With Fabric, you can turn your Microsoft 365 apps into hubs for uncovering and applying insights.  For example, users in Microsoft Excel can directly discover and analyse data in OneLake and generate a Power BI report with a click of a button.  In Teams, users may infuse data into their everyday work with embedded channels, chat and meeting experiences.  Business users can bring data into their presentations by embedding live Power BI reports directly in Microsoft PowerPoint.  Power BI is also natively integrated with SharePoint, enabling sharing and dissemination of insights.  With Microsoft Graph Data Connect (Preview), Microsoft 365 data is natively integrated into OneLake so analysts may unlock insights on their customer relationships, business processes, security and compliance, and people productivity. 

 

5. Fabric reduces costs through unified capacities

Today’s analytics systems typically combine products from multiple vendors in a single project. This results in computing capacity provisioned in multiple systems like data integration, data engineering, data warehousing and business intelligence.  When one of the systems is idle, its capacity cannot be used by another system causing significant wastage. 

Purchasing and managing resources is massively simplified with Fabric.  Users may purchase a single pool of computing that powers all Fabric workloads.  With this all-inclusive approach, analysts can create solutions that leverage all workloads freely without any friction in their experience or commerce.  The universal compute capacities significantly reduce costs, as any unused compute capacity in one workload can be utilised by any of the workloads.

 

Current Microsoft analytics solutions

Existing Microsoft products such as Azure Synapse Analytics, Azure Data Factory and Azure Data Explorer will continue to provide a robust, enterprise-grade platform as a service (PaaS) solution for data analytics.  Fabric represents an evolution of those offerings in the form of a simplified SaaS solution that can connect to existing PaaS offerings.  Users will be able to upgrade from their current products into Fabric at their own pace. 

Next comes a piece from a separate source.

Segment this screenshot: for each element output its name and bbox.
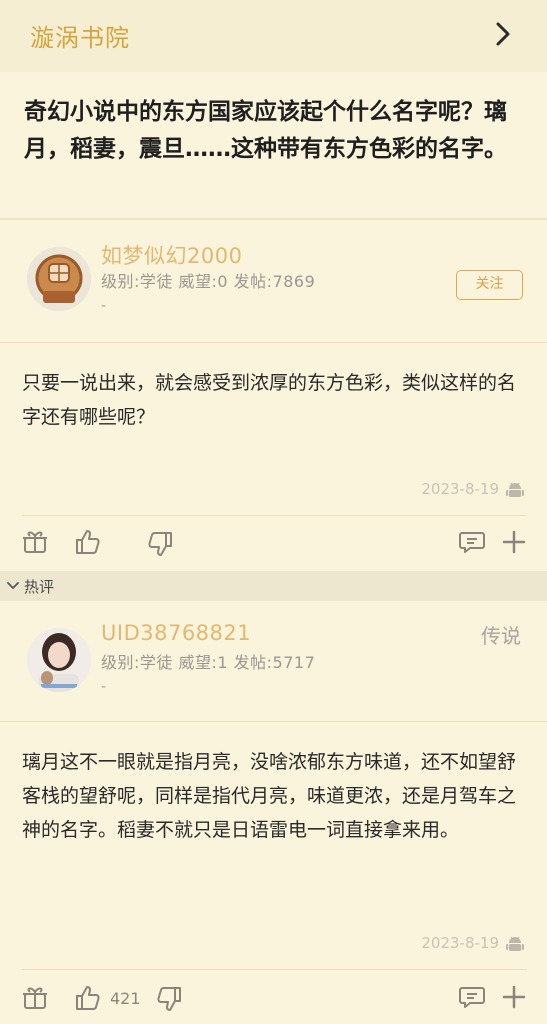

Microsoft Fabric is currently in Preview.  You may sign up for the free trial.  Everyone who signs up gets a fixed Fabric trial capacity, which may be used for any feature or capability from integrating data to creating machine learning models.  Existing Power BI Premium users can simply turn on Fabric through the Power BI administrator portal.  After 1 July 2023, Fabric will be enabled for all Power BI tenants.